O movimento contra o aumento das passagens de transportes urbanos ganhou corpo. Milhares de pessoas organizaram passeatas em São Paulo, no Rio, em Brasília, em várias capitais de estados brasileiros, em cidades do interior e até em cidades de outros países que contam com comunidades brasileiras expressivas, como Nova Iorque, Lisboa e Londres. Outros pleitos foram incorporados pelo movimento: insatisfação com os poderes executivos e legislativos em todos os níveis da federação, combate à corrupção, críticas ao Projeto de Emenda Constitucional que retira do Ministério Público a prerrogativa de investigar, melhoria dos serviços públicos, repúdio aos gastos em preparativos para os campeonatos mundiais etc.
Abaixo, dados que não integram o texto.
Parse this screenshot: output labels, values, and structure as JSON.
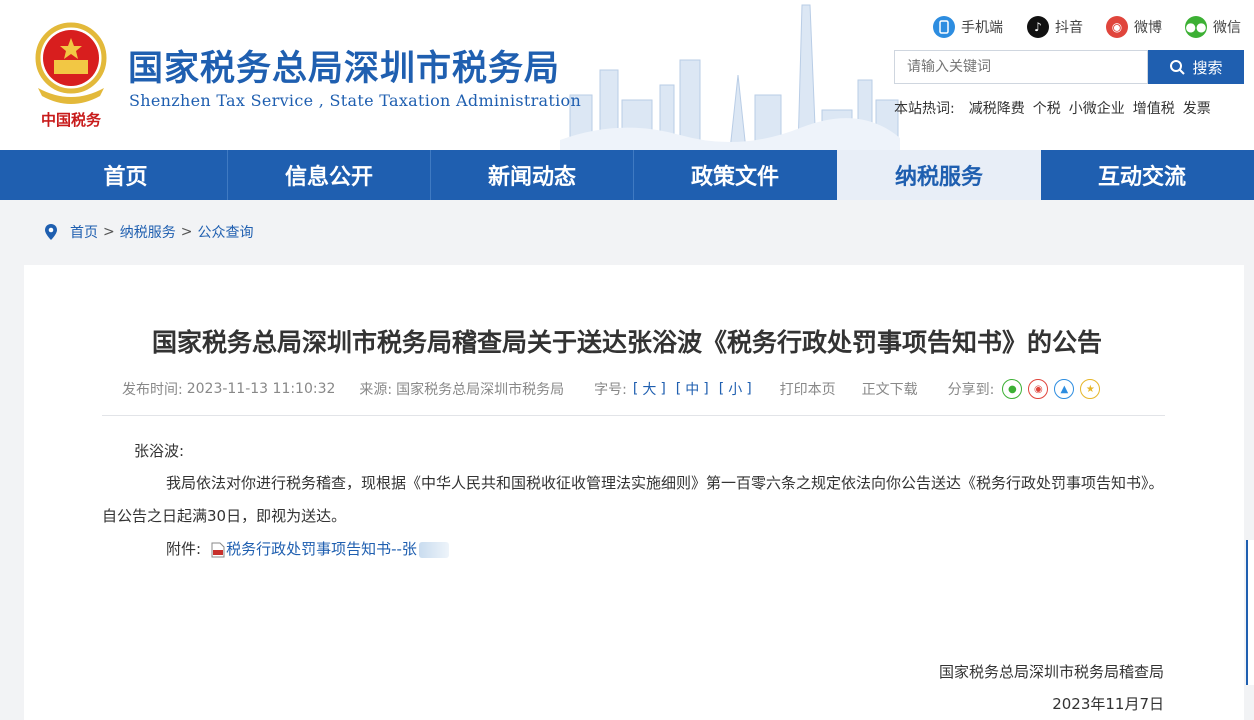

Homens, mulheres, homossexuais, jovens e idosos aderiram ao movimento. Arnaldo Jabor fez um mea culpa e mudou de posição. Quanto ao taxista, talvez esteja reclamando dos engarrafamentos causados pelas passeatas.
Há quem critique o movimento, comodamente diante de sua televisão, pelos quebra-quebras e pelos manifestantes fúteis. Há ainda os que cobram mais politização do movimento. Desde já, é possível esclarecer que movimentos com grande participação de pessoas não conseguem exercer controle sobre os exaltados e os que apenas querem curtição. Mais difícil que criticar e elogiar é compreender. De 1968 aos nossos dias, ocorreram movimentos os mais diversos, permitindo construir uma tipologia deles, embora eu não confie muito nas tipologias por retirarem de cada movimento as suas especificidades. Mas, sem perder de vista as particularidades de cada um, as tipologias ajudam. Cabe, então, perguntar que movimento é esse?
Valendo-me do conceito operacional de circuito recursivo, por qualquer ponto em que se procure a resposta, acaba-se novamente no ponto de partida. Não se trata de um movimento de uma única classe social, ou seja, não se enquadra nos movimentos grevistas do ABC paulista, nos quais Lula despontou como liderança. Dele participam pessoas de várias classes sociais, tendo como centro a classe média antiga e nova. A predominância é de jovens estudantes – homens, mulheres, brancos, amarelos, negros, mestiços, homossexuais etc. Há repúdio à participação de partidos, tanto assim que um dos slogans apregoa a retirada das bandeiras de partidos. Há quem defenda o comando de um partido, mas qual deles, se um dos alvos do movimento é a acomodação dos partidos políticos a uma situação indesejada? A bandeira do movimento não é vermelha. É a bandeira do Brasil. Assim também o hino.
A reivindicação inicial é o aumento das tarifas de transporte coletivo, mas, no decorrer das passeatas, veio à tona com clareza um profundo descontentamento com os poderes executivo e legislativo, com a corrupção, com as ligações espúrias entre políticos e empresários. Talvez o grande perigo resida em pleito tão específico diante de tão grande descontentamento e de tanta energia maravilhosamente despendida. Se os governos atenderem ao pleito principal, o que acontecerá com o movimento? De qualquer maneira, fica o recado das ruas.
A partir dessas observações, pode-se concluir que a Primavera do Brasil não pode se enquadrar no tipo árabe, pois não visa à destituição de um ditador nem a laicização do poder, como nos países islâmicos. Não tem o mesmo objetivo do movimento dos caras pintadas, que derrubou Collor de Mello, há vinte anos.
Pautado pela não-violência, ele tem alguma influência do pacifismo gandhiano. Pela defesa dos direitos da população, ele tem filiação com os primórdios do liberalismo, sobretudo com o pensamento de Locke. Segundo este autor, o povo, detentor do poder soberano, firma um contrato social e constitui os poderes executivo e legislativo. Caso os representantes do povo não correspondam aos anseios deste, o mesmo povo que os constituiu pode destituí-los por rebelião e revolução, invocando o poder soberano. Os inspiradores do movimento parecem ser Stéphane Hessel, o intelectual nonagenário que conclamou os jovens a indignarem-se, e Zygmunt Bauman, com sua tese da modernidade líquida.
Não há demérito em classificar o movimento como protoliberal, pois o neoliberalismo esqueceu as raízes do liberalismo. É preciso lembrá-lo de suas origens. E isto o movimento popular de 2013 está fazendo com louvor.